Country's tax take increases by 7%
Published 04/01/2012 | 19:12
The country's tax take grew for the first time in three years in 2011 but was still 2.5% below target, Exchequer figures have revealed.
The Department of Finance said the amount of tax collected last year was 873 million euro lower than targets set by officials.
A total of 34 billion euro was taken in - a 7.2% rise on 2010 - due to income tax growth by 22% from the Universal Social Charge and a rise in stamp duty revenues by 45%.
Finance minister Michael Noonan claimed the country's books were under control for 2012 and underpinned the credibility of budgetary forecasts.
"The Exchequer deficit in 2011 was some 2.75 billion euro lower than it was in 2010, when the impact of banking related expenditure is excluded," he said. "This shows that we are making progress in returning our public finances to a more sustainable path."
Elsewhere, figures revealed 261 million euro in corporation tax receipts due for receipt in December were not received in time to be accounted for 2011 and will form part of the January 2012 tax revenue outturn. When account is taken of this, tax revenues were 612 million euro - 1.8% below profile, said the report.
Mr Noonan said the tax receipts published were broadly in line with estimates for 2011. "After three years of falling receipts, tax revenues in 2011 grew by over 7%," he continued. "This is to be welcomed although we cannot lose sight of the fact that tax revenues were somewhat less than originally planned.
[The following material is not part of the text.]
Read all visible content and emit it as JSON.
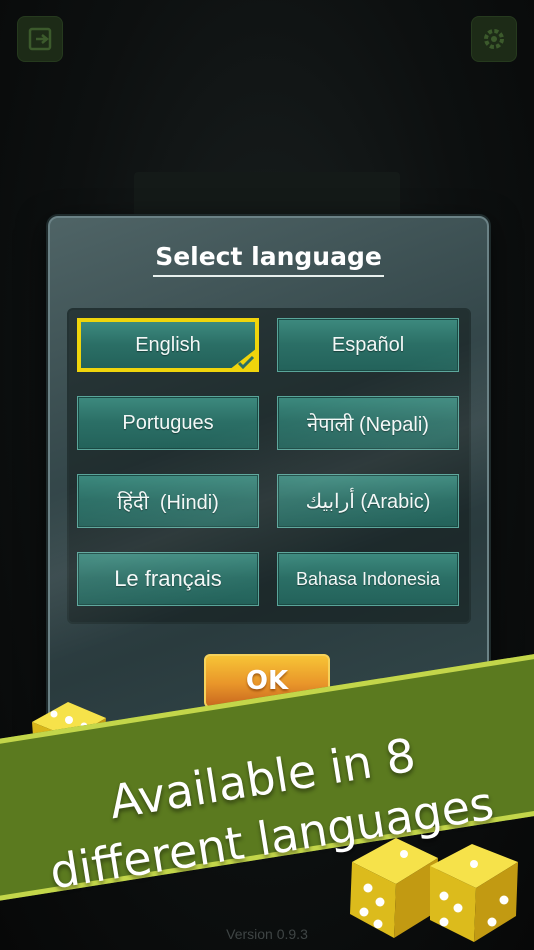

"Tax revenues weakened somewhat in the second half of the year but this is not surprising given the more difficult economic conditions prevailing since the summer. Nonetheless, there were some positive aspects to the tax revenue performance in 2011 and I am confident that the 2012 tax forecasts will be delivered."
Brendan Howlin, minister for public expenditure and reform, said: "It is clear that we are reducing expenditure, as we must, and the Government will strive to ensure continuing tight control over expenditure in the coming years.
"The budgetary reforms introduced in December, including the new Medium Term Expenditure Framework, will further assist in better budgetary planning and management of resources for the coming years."